From Ian Robertson: Take Vancouver laneway housing … add a sprinkle of these refurbished Victorian alleys … get something fantastic!

From the Daily MailCommunity transforms Victorian passageway behind homes into oasis of greenery


LAne 1

Rundown: alleys such as this one in Middlesbrough, Teesside, are still scruffy.


Lane 2

Beautiful: The once-dingy lane in Middlesbrough, Teesside, is now a haven of hanging baskets, trellises and trees bearing apples and pears, thanks to a pensioner. Mavis Arnold, 75, has helped turn the lane behind her home into a colourful wonderland.
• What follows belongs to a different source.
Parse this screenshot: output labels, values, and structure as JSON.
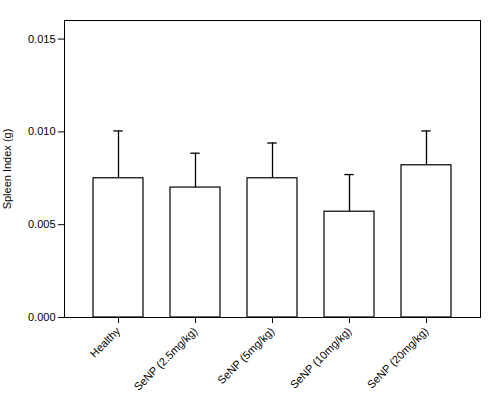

  1. Wow, inspiring. Pile on the laneway houses, if not row housing, plus maybe a cafe at the corner (note to CoV: thanks for changing that bylaw). Notice all the chairs and tables that invite connection between neighbours — not likely on the comparatively drab street side. There are so many innovative ideas out there to make our city both more dense and more humane. All you have to do is allow them, and have a few caring people that start the ball rolling.

  2. Note that this idea originated with one resident and not the city.

    This reminds me of the gardens at First and Fir on the former CPR r/w that started with one planting bed built on a postage stamp piece of derelict land and mostly funded by one aspiring gardener who had to pull the wisdom teeth of the board members of the adjacent co-op to cover a part of the cost of materials. That one bed, bursting with flowers, brought many thanks and appreciative comments from the condo-dwelling neighbours. Back then the CPR still ran one train a day to Molson’s, and the engineers and brakemen always greeted the gardener, so unlike the more recent PR shenanigans pulled by the CPR further up the tracks deeper into Creme territory where gardens were demolished in front of the cameras as a land negotiating tactic with the city. The lone gardener moved up the hill in the late 90s but, after a few years of neglect, another co-op member resurrected the idea and made it into a showpiece that inspired a small army of gardeners to help from various nearby buildings.

    Chris articulated the potential of lanes, which is vast compared to their standard utilitarian use today. I hope the city can recognize the volunteer effort of residents and follow up any policy initiative on lanes with a small program not unlike Green Streets that allows citizens some flexibility. You can do a lot in even just a 0.6m setback. There was a lane redesign program out there at one time but I understand some of the design techniques failed, such as permeable paving and infiltration channels which quickly plugged up. Cost was also a factor. I suggest the program should be given a new life but without experimentation that is at risk of failure. Go with the tried and true, like solid paving with cobbles and setts or even cheaper unit pavers used in channels, and rated for garbage truck weights. All it takes is imagination and the ability to learn from experience.

    1. I like the example shown here, for instance (put at the end of the alley, there’s always enough room in the verge between the sidewalk and the road)

      … which is to say a little box on top of a big bin, one side recycling, one side garbage, and removes a whole lot of issues with binners, and raccoons, and all the other reasons not to store garbage right beside your house.

      It always amazes me that with land prices as high as they are, that people are happy having more than 1/3 of city streets entirely and totally devoted to shit (of one form or another).